Palm Pre At Centre Of Bugging Concern

A security specialist claims to have uncovered a flaw that could turn the humble mobile phone into a listening device that could literally bug its owners.

The flaw was discovered in two leading mobile phone operating systems, namely HP/Palm’s webOS and Android, and was uncovered by MWR Labs, the research arm of British security firm MWR InfoSecurity.

Android And Palm Pre Flaw

MWR warns that the latest mobile phones are wide open to attack, with two phones in particular giving considerable cause for alarm. This includes the Palm Pre smartphone, which has a flaw that would allow hackers to listen in on conversations anywhere in the world, by  turning the handset into a bugging device and using its onboard microphone to pick up conversations.

MWR Labs warns that the second problem lies with the Google Android operating system (it is not clear at this time which version) which allows the theft of user passwords from the phone via its Internet connection.

“This is one of the most serious implications in mobile technologies to date and calls into question fundamental assumptions about mobile phone security,” said MWR’s Alex Fidgen. “The flaws could have been ‘fixed’ when the mobile phone companies issued new operating software recently but they did nothing.”

MWR said that it actively looks to locate and research new risks in technology. It said that after vulnerabilities were reported during its quarterly conference, it began a research project to investigate the rumours. It then uncovered the risks. It made no mention of whether it informed the vendors concerned.
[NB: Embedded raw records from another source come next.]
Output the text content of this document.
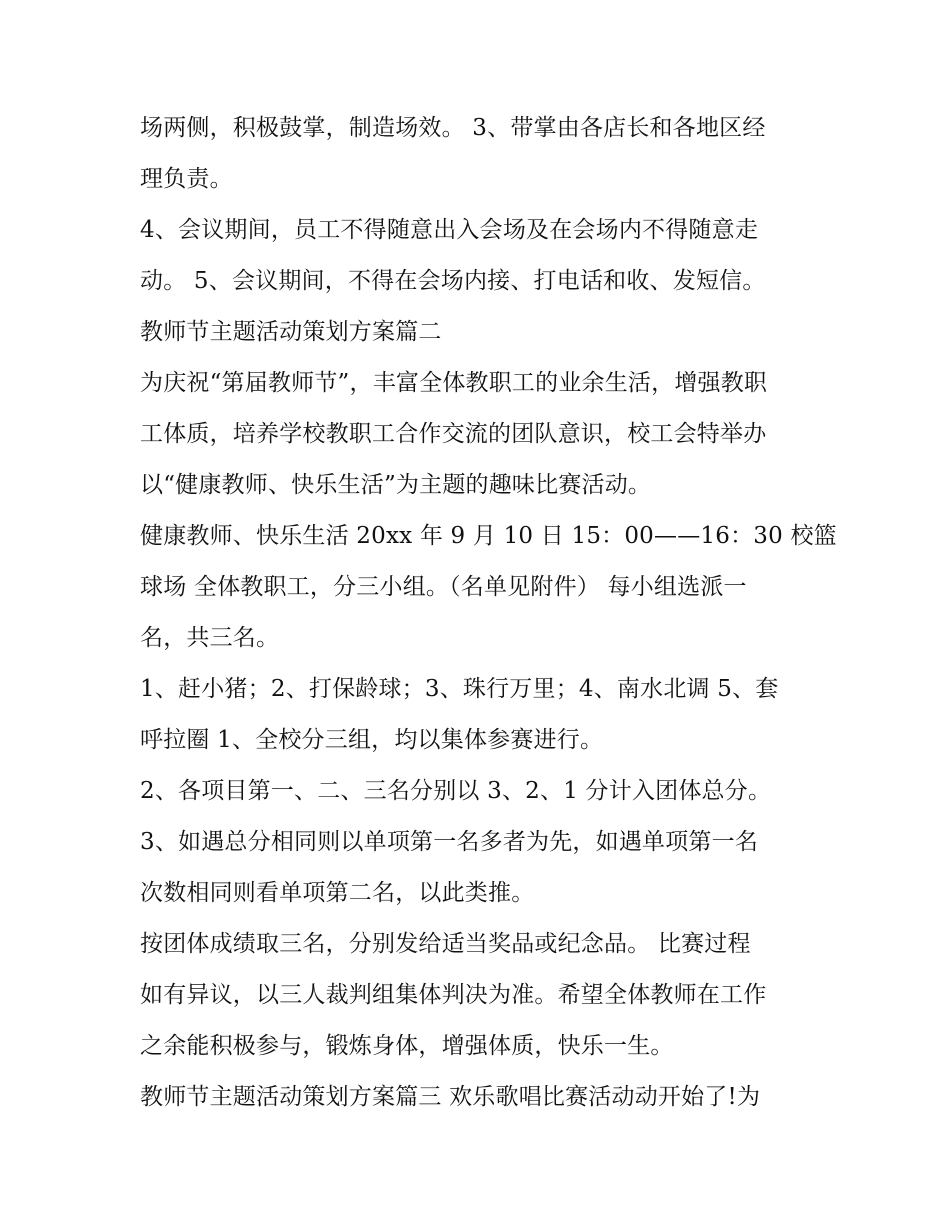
场两侧，积极鼓掌，制造场效。 3、带掌由各店长和各地区经
理负责。
4、会议期间，员工不得随意出入会场及在会场内不得随意走
动。 5、会议期间，不得在会场内接、打电话和收、发短信。
教师节主题活动策划方案篇二
为庆祝“第届教师节”，丰富全体教职工的业余生活，增强教职
工体质，培养学校教职工合作交流的团队意识，校工会特举办
以“健康教师、快乐生活”为主题的趣味比赛活动。
健康教师、快乐生活 20xx 年 9 月 10 日 15：00——16：30 校篮
球场 全体教职工，分三小组。（名单见附件） 每小组选派一
名，共三名。
1、赶小猪；2、打保龄球；3、珠行万里；4、南水北调 5、套
呼拉圈 1、全校分三组，均以集体参赛进行。
2、各项目第一、二、三名分别以 3、2、1 分计入团体总分。
3、如遇总分相同则以单项第一名多者为先，如遇单项第一名
次数相同则看单项第二名，以此类推。
按团体成绩取三名，分别发给适当奖品或纪念品。 比赛过程
如有异议，以三人裁判组集体判决为准。希望全体教师在工作
之余能积极参与，锻炼身体，增强体质，快乐一生。
教师节主题活动策划方案篇三 欢乐歌唱比赛活动动开始了!为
The Palm Pre flaw is with the operating system, which when it receives a crafted message, allows for the attacker to upload a back door and then force the phone to transmit and/or record audio and stored data.

MWR said that this vulnerability is especially dangerous, as the exploit can be triggered from anywhere in the world and the data can be harvested via the normal carrier networks. “This effectively turns the phone into a mobile bugging device with the user completely unaware,” said the company.

The second flaw found by MWR Labs allows the harvesting of all username and password data stored by the Google Android operating system within its installed phone browser. The implications of this flaw, especially if the device is used to do online banking, are clear.

Ongoing Investigations

“The more investigations we undertake the more problems we are uncovering and this is almost certainly the tip of the iceberg,” said Fidgen. “It asks some fundamental questions about whether security has really been considered in the rush to release new phones and operating systems.”

As a result of the findings the company has now expanded its mobile research programme and started work to identifying the breadth of the problem in multiple phone platforms.

““The current version of webOS fixes the security vulnerability reported to Palm,” said the handset maker in an emailed statement to eWEEK Europe UK.

There have been reports around for a number of years now of phones being opened up to attack to allow the third-party to eavesdrop on any phone conversation and retrieve data.

In September last year, a SMS hijacking attack on Windows Mobile phones was demonstrated at the Black Hat USA 09 conference. The researchers felt that other phone operating systems could also be vulnerable. A video of that attack can be found here.

Back in December, the Global System for Mobile Communications Association (GSMA) downplayed concerns over the security of GSM-based mobile phone calls, after researchers cracked and published the encryption code that protects 80 percent of the world’s mobile phones.